Just because you can get married doesn’t mean you should get married

Posted on 26 Jun 2015 at 9:59pm

The pressure is on.

In one fell swoop, the U.S. Supreme Court has spread marriage equality nationwide, and  TV cameras are rushing to county courthouses to watch couples get married — young couples, couples who have been together for decades, couples who’ve been waiting for the chance to marry in their home state … and probably lots of couples who shouldn’t get married.

The urge is overpowering.

But whoa. Slow down. Take a breath. Just because you can get married doesn’t mean you should get married.


If you’re a product of the Texas education system, you were taught “abstinence only” sex education. Your health teacher, using no facts at all but following state law, taught you to wait until marriage to have sex. If it weren’t for other stupid things that have worked their way into Texas textbooks, I’d say that was the stupidest thing you were ever taught.

Let me help catch you up: Global warming is real. Evolution is more than a theory. The dinosaurs and Jesus didn’t roam the earth at approximately the same time. And it’s OK to have sex before marriage.

But here are some other things to think about before rushing down to get your license:


Think of your marriage this way. It’s forever. Don’t rush into it. Because if you ever decide to get divorced, it’s expensive.

Now that we can marry in Texas, “expensive” is a huge improvement over the old option — impossible. Two couples spent about five years getting divorced because although the Texas Supreme Court heard the cases years ago, the court didn’t rule until earlier this month.

But now that we have divorce in Texas, it’ll be expensive. You’ll need attorneys. You’ll have court dates.  A judge will decide who gets custody of the dog. It’ll be a mess at best.

If you’re not married and break up, you rent a U-Haul and in one afternoon it’s over.

So don’t get married unless you really know what it means and what it takes to be together the rest of your lives. Sure, things happen and divorce is a reality. But don’t just rush into it. Making a political statement isn’t a good reason to marry. Pissing off the homophobic demonstrators in front of the County Records Building will be fun, but you don’t have to marry to do that.


Weight the costs. Once you’re married, you’ll be filing a joint tax return. That can be expensive. Or it can save you money.

The tax system was designed to benefit the Leave It To Beaver family. If Dad works and Mom stays home with the kids, the couple saves money on their federal income taxes.

When you both earn about the same amount, you’ll pay more as a married couple than as singles. However, if one earns significantly more than the other, you’ll generally save money filing as a couple.

You won’t have a choice how to file. Once you’re married, you either file jointly or you file as married, filing separately. For that last category, the rate is even higher. Mostly, that rate was designed for a married couple who has split up. Once you’re married, you can’t file as singles anymore, even though for you, that might be the lowest rate.

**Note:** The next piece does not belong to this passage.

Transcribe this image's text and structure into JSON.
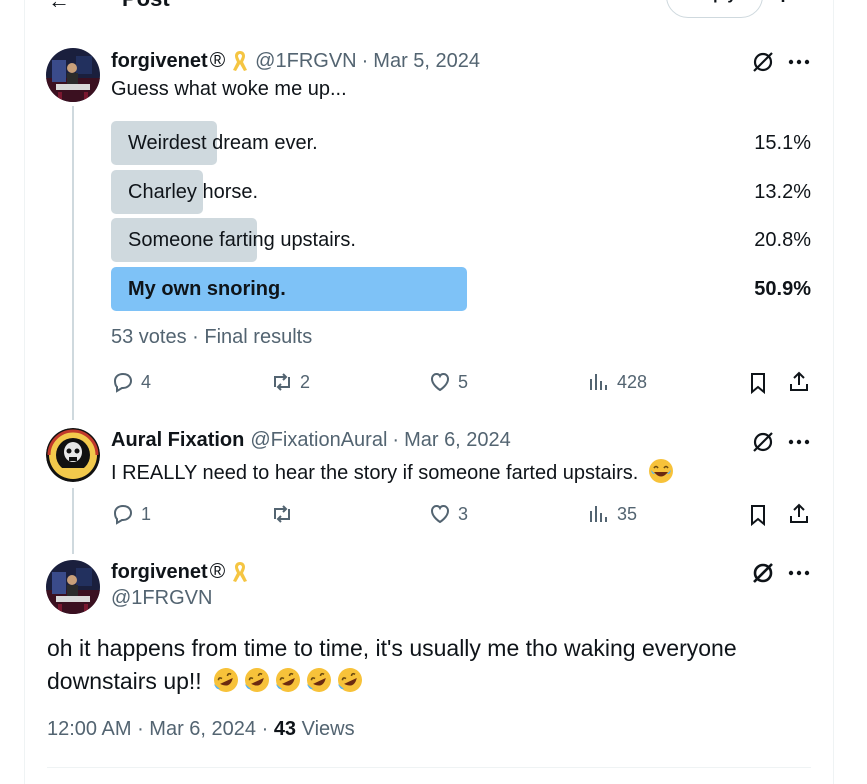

For older couples, social security and pensions should also be taken into account. As a married couple, will you earn more or less on your social security? Will you lose a pension that you were receiving if you marry? Will any disability benefits be affected?

After my mother died, my father remarried when he was in his 60s. My father and Ann had a ceremony with a rabbi, but never registered their marriage with New York. That was because Ann would have lost her first husband’s pension had she remarried legally. Instead she kept it for the next 20 years and the problems didn’t occur until she died. Her family successfully challenged the will, since my father wasn’t her legal spouse.

On the other hand, you may be able to pass benefits along to your partner that you couldn’t without that license. And if the person with the higher social security benefit dies, the spouse can claim the higher rate if you are legally married.

Every case is different and money may be a reason to marry … or to not marry. Just don’t be surprised. Before rushing into a marriage, talk to a financial planner who can answer those questions.

Or go ahead and get married

There are lots of reasons to get married. Financial security is one. You won’t need all those papers you now have to carry just to make sure that greedy family members don’t swoop in and evict you from your house if your spouse dies. You may be eligible for health benefits that may no longer go to “domestic partners” once everyone across the country can marry.

Love is another great reason. If you plan to always be together, go ahead. In addition to all those practical reasons like being able to visit your spouse in the hospital no questions asked, there’s that satisfaction of just being able to present yourselves as a family. There’s the additional benefit of pissing off a whole lot of people who still don’t believe you should be able to do that.

But remember, no one’s forcing you to get married. In all of history, there’s never been a shotgun lesbian wedding. No one’s ever gotten gay married because they’ve been knocked up. And despite what they taught you in Texas schools and in churches across the country, you can have sex before you get married and still live happily ever after.